Allowing something to flow is not the same as forcing something to move. Discipline is important in the making of art but rigid focus is like wearing blinders --.distractions are minimized but so are the chances for inspired creativity. My own work is driven by a dynamic conceptual discipline but also influenced by changes in my mood and energy levels, sunny versus cloudy days, which continent I am on or with whom I spend time plus a host of other things. These unexpected variables provide opportunities for artistic development and change, and are what make life and the art-making meaningful.

Perhaps I fight the pressure to always work in series because making a quilt is absolutely process-driven and very time consuming. It even takes time to figure out how to technically accomplish design spontaneity, so after spending several hundred hours on a single quilt, I am usually not anxious to remain in the same conceptual mode. I need a 'relief quilt'.

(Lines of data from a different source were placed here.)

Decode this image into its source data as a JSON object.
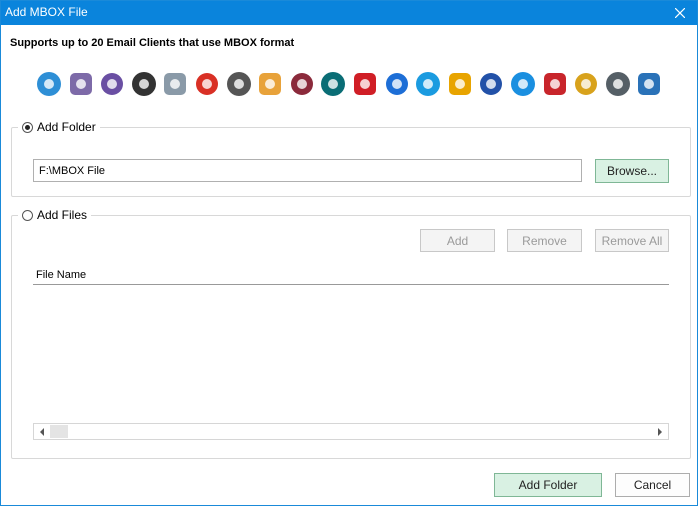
{
  "window": {
    "title": "Add MBOX File"
  },
  "header": {
    "subtitle": "Supports up to 20 Email Clients that use MBOX format"
  },
  "clients": [
    {
      "icon": "mail-window-icon",
      "color": "#2e8fd6"
    },
    {
      "icon": "postbox-icon",
      "color": "#7d6aa8"
    },
    {
      "icon": "e-client-icon",
      "color": "#6a4fa3"
    },
    {
      "icon": "eudora-icon",
      "color": "#333333"
    },
    {
      "icon": "cloud-clock-icon",
      "color": "#8a9aa8"
    },
    {
      "icon": "gmail-icon",
      "color": "#d93025"
    },
    {
      "icon": "gnu-icon",
      "color": "#555555"
    },
    {
      "icon": "g-mail-icon",
      "color": "#e8a23a"
    },
    {
      "icon": "grapes-icon",
      "color": "#8b2a3b"
    },
    {
      "icon": "netscape-icon",
      "color": "#0a6d75"
    },
    {
      "icon": "opera-icon",
      "color": "#d01e26"
    },
    {
      "icon": "mail-plus-icon",
      "color": "#1d6ed6"
    },
    {
      "icon": "blue-book-icon",
      "color": "#1b9be0"
    },
    {
      "icon": "at-sign-icon",
      "color": "#e8a400"
    },
    {
      "icon": "x-mail-icon",
      "color": "#2251a8"
    },
    {
      "icon": "paper-plane-icon",
      "color": "#1a8fe0"
    },
    {
      "icon": "red-arrow-icon",
      "color": "#c8252b"
    },
    {
      "icon": "bat-icon",
      "color": "#d8a21c"
    },
    {
      "icon": "seamonkey-icon",
      "color": "#555f66"
    },
    {
      "icon": "thunderbird-icon",
      "color": "#2a72b8"
    }
  ],
  "add_folder": {
    "label": "Add Folder",
    "selected": true,
    "path_value": "F:\\MBOX File",
    "browse_label": "Browse..."
  },
  "add_files": {
    "label": "Add Files",
    "selected": false,
    "add_label": "Add",
    "remove_label": "Remove",
    "remove_all_label": "Remove All",
    "column_header": "File Name"
  },
  "footer": {
    "add_folder_label": "Add Folder",
    "cancel_label": "Cancel"
  }
}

The number of hours invested in a single work is often a major difference between making quilt art and working in paint or print media. I suppose I am touchy on this issue because without the opportunity to work with any quilt artists in Medellin I instead share the company of artists whose technical process differs from mine. Within this community to which I have been welcomed, studio time results in a more immediate, permanent end-product (so-to-speak). But these artists must repeat an entire technical process in order to make significant or subtle changes. They cannot really preview results whereas I am constantly doing this merely by physically shifting my fabric around. Aside from the fabric scraps, I have a single piece as the result of my working process.

Of course these arguments are really my attempt to justify this miscellaneous classification for my 'loner' quilts. The truth is no artist's work should need a justification for existence. People, events, emotions et al inspire us, commissions direct us, and sometimes we just want to be a kid again and color on the wall for no reason other than that the wall is there and we have some Crayons!